Jak podaje PAP, cytując niemiecki dziennik „Die Welt”, kilka dni temu w amerykańskiej bazie wojskowej na terenie Niemiec w Ramstein miało dojść do incydentu, w wyniku którego tamtejsze jednostki zostały postawione w stan gotowości.

- W amerykańskiej bazie wojskowej w Ramstein w Niemczech kilka dni temu doszło do incydentu. Podniesiony alarm według tamtejszych mediów – pokazuje, że USA nie wykluczają, ataku na Europę ze wschodu z użyciem broni hipersonicznej. Ta niezwykle szybka i zwrotna broń to zupełnie nowy rodzaj zagrożenia - czytamy w niemieckim dzienniku.

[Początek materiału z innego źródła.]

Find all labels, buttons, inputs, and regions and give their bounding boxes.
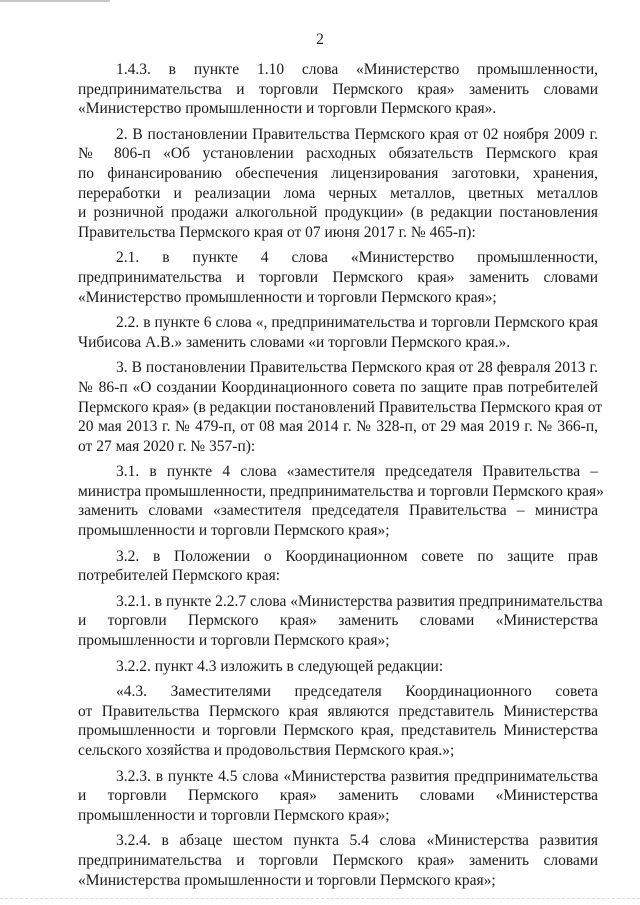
- paragraph: [78, 125, 598, 243]
- paragraph-line: «Министерство промышленности и торговли Пермского края».: [78, 100, 497, 118]
- document-body: [78, 60, 604, 890]
- paragraph-line: 3.2.2. пункт 4.3 изложить в следующей редакции:: [116, 657, 444, 675]
- paragraph: [78, 60, 598, 119]
- paragraph-line: заменить словами «заместителя председателя Правительства – министра: [78, 502, 598, 520]
- paragraph-line: № 86-п «О создании Координационного совета по защите прав потребителей: [78, 378, 598, 396]
- paragraph-line: 3.2. в Положении о Координационном совете по защите прав: [116, 547, 598, 565]
- scan-edge-top: [0, 0, 110, 5]
- paragraph-line: по финансированию обеспечения лицензирования заготовки, хранения,: [78, 164, 598, 182]
- paragraph: [78, 358, 603, 456]
- page-number: 2: [316, 31, 324, 48]
- paragraph-line: министра промышленности, предпринимательства и торговли Пермского края»: [78, 482, 604, 500]
- paragraph-line: промышленности и торговли Пермского края»;: [78, 632, 390, 650]
- paragraph-line: Пермского края» (в редакции постановлений Правительства Пермского края от: [78, 398, 603, 416]
- paragraph: [78, 767, 598, 826]
- paragraph-line: 3.2.1. в пункте 2.2.7 слова «Министерства развития предпринимательства: [116, 592, 603, 610]
- paragraph-line: сельского хозяйства и продовольствия Пермского края.»;: [78, 742, 455, 759]
- paragraph: [78, 831, 598, 890]
- paragraph: [78, 592, 603, 651]
- paragraph: [78, 547, 598, 586]
- paragraph-line: 3.2.4. в абзаце шестом пункта 5.4 слова «Министерства развития: [116, 832, 598, 850]
- paragraph-line: предпринимательства и торговли Пермского края» заменить словами: [78, 268, 598, 286]
- paragraph: [78, 462, 604, 540]
- paragraph-line: 1.4.3. в пункте 1.10 слова «Министерство промышленности,: [116, 61, 598, 78]
- paragraph-line: 2.1. в пункте 4 слова «Министерство промышленности,: [116, 249, 598, 267]
- paragraph-line: 3.2.3. в пункте 4.5 слова «Министерства развития предпринимательства: [116, 767, 598, 785]
- paragraph-line: от Правительства Пермского края являются представитель Министерства: [78, 702, 598, 720]
- paragraph-line: 2.2. в пункте 6 слова «, предпринимательства и торговли Пермского края: [116, 314, 598, 332]
- scan-edge-bottom: [0, 898, 640, 899]
- paragraph-line: «Министерства промышленности и торговли Пермского края»;: [78, 871, 496, 889]
- paragraph-line: и торговли Пермского края» заменить словами «Министерства: [78, 612, 598, 630]
- paragraph-line: Правительства Пермского края от 07 июня 2017 г. № 465-п):: [78, 223, 476, 241]
- paragraph-line: «Министерство промышленности и торговли Пермского края»;: [78, 288, 497, 306]
- paragraph-line: 20 мая 2013 г. № 479-п, от 08 мая 2014 г. № 328-п, от 29 мая 2019 г. № 366-п,: [78, 418, 598, 436]
- paragraph-line: потребителей Пермского края:: [78, 567, 281, 585]
- paragraph-line: от 27 мая 2020 г. № 357-п):: [78, 437, 256, 455]
- paragraph-line: и торговли Пермского края» заменить словами «Министерства: [78, 787, 598, 805]
- paragraph: [78, 313, 598, 352]
- paragraph: [78, 248, 598, 307]
- paragraph-line: промышленности и торговли Пермского края»;: [78, 806, 390, 824]
- paragraph-line: промышленности и торговли Пермского края, представитель Министерства: [78, 722, 598, 740]
- paragraph-line: «4.3. Заместителями председателя Координационного совета: [116, 683, 598, 701]
- paragraph-line: № 806-п «Об установлении расходных обязательств Пермского края: [78, 145, 598, 163]
- paragraph-line: переработки и реализации лома черных металлов, цветных металлов: [78, 184, 598, 202]
- paragraph-line: 3. В постановлении Правительства Пермского края от 28 февраля 2013 г.: [116, 359, 598, 377]
- paragraph-line: 3.1. в пункте 4 слова «заместителя председателя Правительства –: [116, 463, 598, 481]
- paragraph-line: предпринимательства и торговли Пермского края» заменить словами: [78, 851, 598, 869]
- paragraph-line: и розничной продажи алкогольной продукции» (в редакции постановления: [78, 204, 598, 222]
- paragraph: [78, 682, 598, 760]
- paragraph: [78, 657, 598, 677]
- paragraph-line: Чибисова А.В.» заменить словами «и торговли Пермского края.».: [78, 333, 511, 351]
- paragraph-line: промышленности и торговли Пермского края»;: [78, 522, 390, 540]
- paragraph-line: предпринимательства и торговли Пермского края» заменить словами: [78, 80, 598, 98]
- paragraph-line: 2. В постановлении Правительства Пермского края от 02 ноября 2009 г.: [116, 125, 598, 143]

Alarm został ogłoszony po tym, jak rosyjski okręt podwodny wystrzeliwał co kilka sekund międzykontynentalne pociski balistyczne, których w sumie odpalono cztery.

- Jak się okazało, rosyjskie głowice z atrapą broni jądrowej „ostatecznie wylądowały w słabo zaludnionym regionie północno-zachodniej Rosji – podaje portal TVP Info.

Jak pisze dalej „Die Welt”, pociski wystrzelone przez Rosjan nie były hipersoniczne, ale – jak uważa dziennik -  „to właśnie broń hipersoniczna jest teraz "głównym zmartwieniem” Stanów Zjednoczonych.

- Incydent pokazuje, że Stany Zjednoczone nie wykluczają możliwego ataku rakietowego na Europę ze wschodu i że dochodzi do aktywowania systemów ostrzegania, zaś wojsko stoi teraz w obliczu całkowicie nowego rodzaju zagrożenia: broni hipersonicznej – uważa niemiecka gazeta.

Specjaliści uważają, że głównym problemem przy tego rodzaju broni jest bardzo krótki czas na reakcje obronne, ponieważ broń hipersoniczna jest w stanie dosięgnąć terytorium USA w czasie nawet poniżej 5 minut, podczas gdy pociski balistyczne potrzebują na osiągnięcie celów ataku 20-30 minut.

Broń hipersoniczna ma być w posiadaniu Rosji i Chin i podobno tam już działa. Stany Zjednoczone natomiast mają takiej technologii jeszcze nie posiadać, a Pentagon planuje wydać tylko w 2021 roku na rozwój tej technologii kwotę 3,2 mld dolarów.